Now, maybe you’ve got backups of your backups on different systems, possibly in different locations. Maybe you’ve followed best practice for a Veeam hardened repository and the console isn’t connected to the LAN except when it’s done deliberately for specific tasks – and then it is immediately disconnected, significantly limiting the surface of attack against it. (That does have some assumptions that do not always play out in real life and some potential vulnerabilities in a typical customer datacenter – however, I’m not going to go down that rabbit hole. Just say no to the rabbit hole!) Recognize that all the items in this paragraph are ADDITIONAL measures that you would need to take to make sure those immutable backups are truly safe. Otherwise, you’re one compromised credential away from potential disaster.

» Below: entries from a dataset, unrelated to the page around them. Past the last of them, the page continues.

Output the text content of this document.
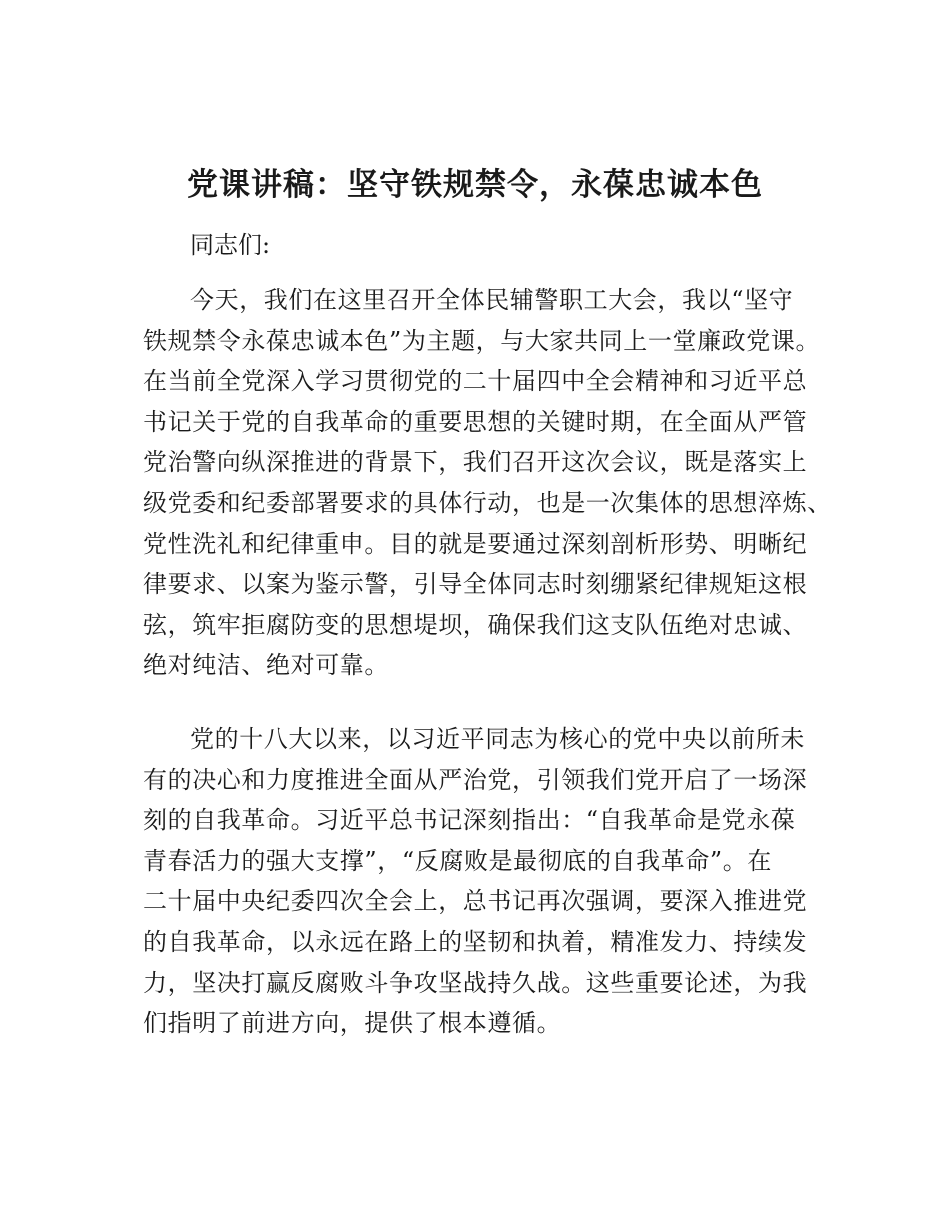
党课讲稿：坚守铁规禁令，永葆忠诚本色

同志们:

今天，我们在这里召开全体民辅警职工大会，我以“坚守
铁规禁令永葆忠诚本色”为主题，与大家共同上一堂廉政党课。
在当前全党深入学习贯彻党的二十届四中全会精神和习近平总
书记关于党的自我革命的重要思想的关键时期，在全面从严管
党治警向纵深推进的背景下，我们召开这次会议，既是落实上
级党委和纪委部署要求的具体行动，也是一次集体的思想淬炼、
党性洗礼和纪律重申。目的就是要通过深刻剖析形势、明晰纪
律要求、以案为鉴示警，引导全体同志时刻绷紧纪律规矩这根
弦，筑牢拒腐防变的思想堤坝，确保我们这支队伍绝对忠诚、
绝对纯洁、绝对可靠。
党的十八大以来，以习近平同志为核心的党中央以前所未
有的决心和力度推进全面从严治党，引领我们党开启了一场深
刻的自我革命。习近平总书记深刻指出：“自我革命是党永葆
青春活力的强大支撑”，“反腐败是最彻底的自我革命”。在
二十届中央纪委四次全会上，总书记再次强调，要深入推进党
的自我革命，以永远在路上的坚韧和执着，精准发力、持续发
力，坚决打赢反腐败斗争攻坚战持久战。这些重要论述，为我
们指明了前进方向，提供了根本遵循。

The second concern with immutable backups is that those backups sit on SOMETHING. If those backups are sent to a local repository, that repository sits on hardware. If access to that hardware is compromised, then bad actors have a whole world of additional nasty options: erase storage, format a disk, delete partition tables. Many backup systems are, under the hood, Linux systems with a lot of proprietary software loaded on top. Once someone has access to the underlying system, it doesn’t take a ton of special magic to make a big mess that renders immutable backups into unusable backups.
Do immutable backups have a place? Absolutely, they really do. Are immutable backups the magic special sauce that can help protect you? They just might be. Just remember that you don’t make a meal out of sauce; figure out what the main dish and side dishes are going to be as part of your strategy. Otherwise, you just may end up eating – crow.